Middle-Eastern mobile telecommunications provider Etisalat has signed a $4.36 billion deal in order to acquire Vivendi SA’s stake in Moroccan mobile service provider Maroc Telecom. The deal was signed with 17 banks to fund its acquisition.
According to Bloomberg, “the funding includes a 12-month bridge loan of $2.9-billion priced at 45 basis points above the Euro interbank offered rate, rising to 60 basis points above Euribor after six months.” The company also signed a three-year $1.4-billion loan priced at 87 basis points above Euribor.

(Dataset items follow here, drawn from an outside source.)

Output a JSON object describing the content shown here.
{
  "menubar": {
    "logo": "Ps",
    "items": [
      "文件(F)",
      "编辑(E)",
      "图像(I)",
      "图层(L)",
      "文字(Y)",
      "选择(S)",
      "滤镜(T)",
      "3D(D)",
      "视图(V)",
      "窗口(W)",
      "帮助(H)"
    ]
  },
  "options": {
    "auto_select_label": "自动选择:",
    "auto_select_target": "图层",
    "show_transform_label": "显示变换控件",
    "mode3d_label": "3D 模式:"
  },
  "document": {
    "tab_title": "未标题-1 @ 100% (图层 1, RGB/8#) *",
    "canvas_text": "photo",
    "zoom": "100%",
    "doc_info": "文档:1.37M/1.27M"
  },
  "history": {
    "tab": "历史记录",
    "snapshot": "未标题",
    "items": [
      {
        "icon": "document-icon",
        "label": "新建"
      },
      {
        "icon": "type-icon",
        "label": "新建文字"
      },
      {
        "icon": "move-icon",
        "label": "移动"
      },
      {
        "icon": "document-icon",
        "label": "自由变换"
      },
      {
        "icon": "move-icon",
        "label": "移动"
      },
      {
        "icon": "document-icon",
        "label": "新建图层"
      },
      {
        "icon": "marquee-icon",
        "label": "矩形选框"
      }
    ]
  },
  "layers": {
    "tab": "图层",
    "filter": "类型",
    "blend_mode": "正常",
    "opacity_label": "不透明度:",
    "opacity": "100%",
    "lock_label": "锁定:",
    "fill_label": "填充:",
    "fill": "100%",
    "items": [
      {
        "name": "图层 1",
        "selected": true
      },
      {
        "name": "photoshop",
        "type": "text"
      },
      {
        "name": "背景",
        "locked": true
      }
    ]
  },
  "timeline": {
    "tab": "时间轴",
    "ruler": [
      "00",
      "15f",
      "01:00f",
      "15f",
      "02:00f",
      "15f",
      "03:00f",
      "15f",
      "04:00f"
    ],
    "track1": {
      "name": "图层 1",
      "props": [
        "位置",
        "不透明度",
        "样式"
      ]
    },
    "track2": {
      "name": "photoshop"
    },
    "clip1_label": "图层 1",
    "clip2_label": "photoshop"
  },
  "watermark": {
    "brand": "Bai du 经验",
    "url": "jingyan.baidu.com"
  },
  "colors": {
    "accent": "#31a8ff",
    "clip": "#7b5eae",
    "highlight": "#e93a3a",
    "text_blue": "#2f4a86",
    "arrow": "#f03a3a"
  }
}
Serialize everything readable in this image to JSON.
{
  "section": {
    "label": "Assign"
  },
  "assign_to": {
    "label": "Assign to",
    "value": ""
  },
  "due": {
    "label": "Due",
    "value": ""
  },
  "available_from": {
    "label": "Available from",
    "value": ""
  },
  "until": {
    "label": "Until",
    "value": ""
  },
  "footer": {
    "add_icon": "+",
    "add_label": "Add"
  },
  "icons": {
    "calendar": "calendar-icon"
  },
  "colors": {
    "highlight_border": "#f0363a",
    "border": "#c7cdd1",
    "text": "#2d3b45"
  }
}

According to Gulf Business, Etisalat needs to make an offer to minority stakeholders in order for the deal to go through.
“Morocco’s takeover rules require Etisalat to make a buyout offer for Maroc Telecom’s minority shareholders. Etisalat has declined to provide further details, but analysts say Morocco regulations allow buyers to offer minority shareholders a different price per share to the principle deal itself. The government owns 30 per cent of Maroc Telecom, with the remaining 17 per cent the company’s free float.”
Etisalat announced in November that they intend to acquire Vivendi’s 53 percent holding for $5.3-billion euros, which included a further $415-million in 2012 dividends from the Moroccan firm.
“The deal is a key part of Vivendi’s strategy to cut its debts and focus on areas like music and pay-TV, which it thinks have greater growth potential. Etisalat meanwhile will get new revenue streams outside of the domestic market which still dominates its earnings despite previous expansion drives,” Reuters wrote.